事例紹介
有機コーティングの配合比と強さの関係調査
- クリアコート
- アクリルウレタン
- 硬化剤
- 光重合剤
- 2条件試験
目的
有機コーティングの A:主材質の違い B:硬化剤配合量の違い C:光重合開始剤添加量の違い をそれぞれ変えた時の強さと脆さの変化を可視化する。
試験した有機コーティングの情報
試験結果
2条件のMSE試験で得られたエロージョン率から各材質の平均値をとって各材料の代表値とし、横軸・縦軸にプロットしたMSEマップを示す。

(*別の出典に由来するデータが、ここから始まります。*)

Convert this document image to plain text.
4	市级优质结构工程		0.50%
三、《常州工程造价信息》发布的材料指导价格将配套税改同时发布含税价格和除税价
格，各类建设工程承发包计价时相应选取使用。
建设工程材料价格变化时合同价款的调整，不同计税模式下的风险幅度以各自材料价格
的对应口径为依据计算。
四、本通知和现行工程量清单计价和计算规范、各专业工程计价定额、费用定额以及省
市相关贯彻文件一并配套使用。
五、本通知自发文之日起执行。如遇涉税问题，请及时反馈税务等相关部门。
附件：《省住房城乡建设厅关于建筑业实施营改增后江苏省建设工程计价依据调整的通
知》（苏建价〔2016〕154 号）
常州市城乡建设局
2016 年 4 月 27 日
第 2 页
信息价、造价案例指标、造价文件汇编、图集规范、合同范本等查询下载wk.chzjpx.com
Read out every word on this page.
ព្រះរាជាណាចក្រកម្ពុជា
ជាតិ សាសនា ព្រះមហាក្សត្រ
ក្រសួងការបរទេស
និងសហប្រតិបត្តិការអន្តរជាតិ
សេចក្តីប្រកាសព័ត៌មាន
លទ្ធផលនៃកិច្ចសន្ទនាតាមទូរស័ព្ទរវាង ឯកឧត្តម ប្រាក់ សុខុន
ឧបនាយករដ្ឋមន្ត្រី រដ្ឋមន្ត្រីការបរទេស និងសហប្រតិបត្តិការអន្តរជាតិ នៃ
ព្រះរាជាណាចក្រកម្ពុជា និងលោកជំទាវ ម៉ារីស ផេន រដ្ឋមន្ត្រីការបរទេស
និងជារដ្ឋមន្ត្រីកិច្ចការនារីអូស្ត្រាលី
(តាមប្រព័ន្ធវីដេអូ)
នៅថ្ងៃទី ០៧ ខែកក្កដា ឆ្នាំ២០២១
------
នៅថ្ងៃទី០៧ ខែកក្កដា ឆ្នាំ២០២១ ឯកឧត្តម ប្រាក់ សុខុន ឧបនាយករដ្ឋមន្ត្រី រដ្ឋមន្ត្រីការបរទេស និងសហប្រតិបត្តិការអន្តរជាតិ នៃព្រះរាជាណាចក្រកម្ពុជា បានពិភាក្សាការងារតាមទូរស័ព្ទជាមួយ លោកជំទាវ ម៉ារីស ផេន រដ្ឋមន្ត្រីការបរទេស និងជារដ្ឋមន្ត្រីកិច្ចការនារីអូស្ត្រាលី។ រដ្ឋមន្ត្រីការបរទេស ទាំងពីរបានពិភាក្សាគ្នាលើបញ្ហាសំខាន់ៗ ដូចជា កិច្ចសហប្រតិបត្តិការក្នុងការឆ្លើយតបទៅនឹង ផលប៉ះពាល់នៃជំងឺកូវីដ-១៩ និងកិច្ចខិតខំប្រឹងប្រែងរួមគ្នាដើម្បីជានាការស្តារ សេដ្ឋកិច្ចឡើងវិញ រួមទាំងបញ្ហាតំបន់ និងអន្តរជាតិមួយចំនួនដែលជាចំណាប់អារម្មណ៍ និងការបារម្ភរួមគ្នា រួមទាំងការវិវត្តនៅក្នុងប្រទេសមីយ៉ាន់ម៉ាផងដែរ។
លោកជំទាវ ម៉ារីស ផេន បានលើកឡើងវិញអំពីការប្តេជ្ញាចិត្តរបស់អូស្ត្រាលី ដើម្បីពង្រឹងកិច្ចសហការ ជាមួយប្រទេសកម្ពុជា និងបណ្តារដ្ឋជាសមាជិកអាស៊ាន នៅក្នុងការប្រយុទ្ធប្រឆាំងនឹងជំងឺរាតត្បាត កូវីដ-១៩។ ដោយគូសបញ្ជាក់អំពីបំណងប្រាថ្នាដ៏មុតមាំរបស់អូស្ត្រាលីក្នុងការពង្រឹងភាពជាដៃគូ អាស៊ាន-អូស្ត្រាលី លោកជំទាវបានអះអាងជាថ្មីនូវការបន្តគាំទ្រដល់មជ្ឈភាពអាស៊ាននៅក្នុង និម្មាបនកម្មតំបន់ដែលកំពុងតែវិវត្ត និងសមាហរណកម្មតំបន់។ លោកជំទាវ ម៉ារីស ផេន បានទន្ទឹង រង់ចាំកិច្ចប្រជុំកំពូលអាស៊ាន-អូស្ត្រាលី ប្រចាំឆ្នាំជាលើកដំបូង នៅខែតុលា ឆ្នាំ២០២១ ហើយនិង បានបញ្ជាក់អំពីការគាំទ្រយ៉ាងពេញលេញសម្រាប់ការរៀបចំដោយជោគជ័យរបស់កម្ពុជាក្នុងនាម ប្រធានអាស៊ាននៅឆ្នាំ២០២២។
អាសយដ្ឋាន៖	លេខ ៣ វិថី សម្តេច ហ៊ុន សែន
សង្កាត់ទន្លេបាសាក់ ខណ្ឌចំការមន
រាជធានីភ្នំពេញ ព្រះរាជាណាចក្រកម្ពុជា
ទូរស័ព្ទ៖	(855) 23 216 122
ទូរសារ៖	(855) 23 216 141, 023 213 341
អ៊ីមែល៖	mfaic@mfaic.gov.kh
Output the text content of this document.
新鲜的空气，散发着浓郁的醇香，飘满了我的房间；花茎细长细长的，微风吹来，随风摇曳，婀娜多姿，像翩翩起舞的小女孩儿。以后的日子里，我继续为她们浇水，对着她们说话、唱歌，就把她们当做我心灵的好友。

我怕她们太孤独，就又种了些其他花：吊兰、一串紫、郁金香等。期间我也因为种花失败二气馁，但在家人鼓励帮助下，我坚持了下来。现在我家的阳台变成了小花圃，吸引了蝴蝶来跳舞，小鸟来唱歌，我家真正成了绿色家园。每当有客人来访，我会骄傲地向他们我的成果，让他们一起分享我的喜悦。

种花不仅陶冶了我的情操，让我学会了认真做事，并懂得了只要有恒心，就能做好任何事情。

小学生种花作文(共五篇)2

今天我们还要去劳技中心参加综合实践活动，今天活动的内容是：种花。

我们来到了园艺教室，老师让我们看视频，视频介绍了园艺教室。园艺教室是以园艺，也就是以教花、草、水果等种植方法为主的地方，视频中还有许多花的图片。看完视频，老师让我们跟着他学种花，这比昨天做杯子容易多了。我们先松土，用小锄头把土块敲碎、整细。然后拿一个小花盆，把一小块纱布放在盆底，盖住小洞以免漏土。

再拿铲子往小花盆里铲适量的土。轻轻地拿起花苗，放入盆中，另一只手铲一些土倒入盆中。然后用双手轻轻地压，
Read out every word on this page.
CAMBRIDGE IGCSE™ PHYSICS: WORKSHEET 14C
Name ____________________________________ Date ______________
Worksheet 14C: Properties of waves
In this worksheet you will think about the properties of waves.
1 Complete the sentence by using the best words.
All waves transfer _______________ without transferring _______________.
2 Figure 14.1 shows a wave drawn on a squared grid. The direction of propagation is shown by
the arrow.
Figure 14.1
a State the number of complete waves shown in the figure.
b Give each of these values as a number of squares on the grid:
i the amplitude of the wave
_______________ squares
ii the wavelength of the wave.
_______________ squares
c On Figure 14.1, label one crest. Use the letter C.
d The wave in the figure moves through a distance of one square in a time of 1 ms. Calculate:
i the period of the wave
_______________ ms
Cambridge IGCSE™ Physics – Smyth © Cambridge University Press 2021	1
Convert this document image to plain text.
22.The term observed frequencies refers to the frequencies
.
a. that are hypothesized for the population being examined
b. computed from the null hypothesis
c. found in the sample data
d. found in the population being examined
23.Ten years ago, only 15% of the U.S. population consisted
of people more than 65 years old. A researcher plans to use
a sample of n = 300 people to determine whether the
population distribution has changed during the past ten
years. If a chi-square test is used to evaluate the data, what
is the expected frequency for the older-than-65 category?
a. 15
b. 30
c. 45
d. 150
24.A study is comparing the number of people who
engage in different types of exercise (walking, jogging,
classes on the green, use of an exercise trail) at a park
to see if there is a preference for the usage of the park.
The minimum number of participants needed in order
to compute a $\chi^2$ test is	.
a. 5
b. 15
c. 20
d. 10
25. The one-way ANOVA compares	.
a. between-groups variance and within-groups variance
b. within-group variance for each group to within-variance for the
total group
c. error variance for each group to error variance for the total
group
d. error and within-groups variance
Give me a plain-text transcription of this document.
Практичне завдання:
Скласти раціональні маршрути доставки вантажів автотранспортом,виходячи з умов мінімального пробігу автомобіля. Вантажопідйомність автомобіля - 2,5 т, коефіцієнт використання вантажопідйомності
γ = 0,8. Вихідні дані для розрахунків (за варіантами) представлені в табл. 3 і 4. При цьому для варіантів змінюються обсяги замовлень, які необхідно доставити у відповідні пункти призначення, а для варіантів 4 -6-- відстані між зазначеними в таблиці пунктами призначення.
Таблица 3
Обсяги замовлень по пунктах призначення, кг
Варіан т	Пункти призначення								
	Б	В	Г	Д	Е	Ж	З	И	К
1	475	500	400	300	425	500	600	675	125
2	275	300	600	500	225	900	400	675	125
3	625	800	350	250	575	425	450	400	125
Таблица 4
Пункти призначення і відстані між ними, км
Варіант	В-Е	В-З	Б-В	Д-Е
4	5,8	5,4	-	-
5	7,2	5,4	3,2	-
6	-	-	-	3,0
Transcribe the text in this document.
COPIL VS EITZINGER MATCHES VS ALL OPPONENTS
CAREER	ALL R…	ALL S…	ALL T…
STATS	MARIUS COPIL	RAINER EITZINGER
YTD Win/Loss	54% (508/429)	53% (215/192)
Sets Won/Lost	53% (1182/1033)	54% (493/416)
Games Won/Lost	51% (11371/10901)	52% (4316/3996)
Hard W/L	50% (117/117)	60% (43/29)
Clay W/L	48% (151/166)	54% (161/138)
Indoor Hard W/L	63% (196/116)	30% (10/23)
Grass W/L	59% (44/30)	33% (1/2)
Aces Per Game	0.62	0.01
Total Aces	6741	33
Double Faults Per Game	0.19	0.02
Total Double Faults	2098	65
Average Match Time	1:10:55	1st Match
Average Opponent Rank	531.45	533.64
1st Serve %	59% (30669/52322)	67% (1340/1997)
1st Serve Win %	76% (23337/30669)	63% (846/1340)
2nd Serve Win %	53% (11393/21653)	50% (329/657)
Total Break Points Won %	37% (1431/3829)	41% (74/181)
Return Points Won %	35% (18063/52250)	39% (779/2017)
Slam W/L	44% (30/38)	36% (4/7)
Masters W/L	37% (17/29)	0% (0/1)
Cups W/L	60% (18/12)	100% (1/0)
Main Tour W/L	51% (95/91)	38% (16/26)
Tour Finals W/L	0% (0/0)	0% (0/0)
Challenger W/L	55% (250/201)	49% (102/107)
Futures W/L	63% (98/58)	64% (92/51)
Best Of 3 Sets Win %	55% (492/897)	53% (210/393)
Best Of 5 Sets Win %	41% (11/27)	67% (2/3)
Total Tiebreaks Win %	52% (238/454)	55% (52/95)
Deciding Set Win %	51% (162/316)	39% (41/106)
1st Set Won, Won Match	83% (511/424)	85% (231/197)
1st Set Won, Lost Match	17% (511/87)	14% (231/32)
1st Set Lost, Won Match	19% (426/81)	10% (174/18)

なお、数値はエロージョン率の逆数にしたMSE抵抗値で示す。(数値が大きいほど強い)
主材質強さと靭性・疲労耐性の関係図
グラフより
A:主材質(UV硬化型クリアコート)の硬さを変えた場合の変化
主材質が変わると横軸(強さ)が変わる
今回の材質は縦軸(靭性)も変化する
B:硬化剤(2液硬化型アクリルウレタン)の配合比による変化
少0.2:標準1:多2
主材質が同一でも硬化剤の配合比で横軸(強さ)が変わる
=硬化剤との反応で材質自体が変わっているといえる
硬化剤が多いほど横軸(靭性)が向上している
C:光重合開始剤添加量による変化
微0.02:少0.05:標準1:過多2
添加量を変えても横軸(強さ=材質)はほぼ変わらない
=開始剤の添加量に関わらず主材質はほぼ変化していない
添加量過多で横軸(靭性)が低下していることから、添加量に適正値があることがわかる
まとめ
主材質の硬さや硬化剤の配合比を変えると強さと脆さが変わり、光重合開始剤の添加量には適正値があることがわかった。
参考に
一般に使われている鉛筆硬さ試験とスチールウール引っかき試験を行いMSE抵抗値と比較したグラフを示す。
・鉛筆硬さ試験とスチールウール引っかき試験は官能試験で飛び飛びの数値を示すのに対してMSE抵抗値は連続した数値を測ることができる。
・鉛筆硬さ試験とスチールウール引っかき試験では差の出ない強さをMSE抵抗値は敏感に検出している。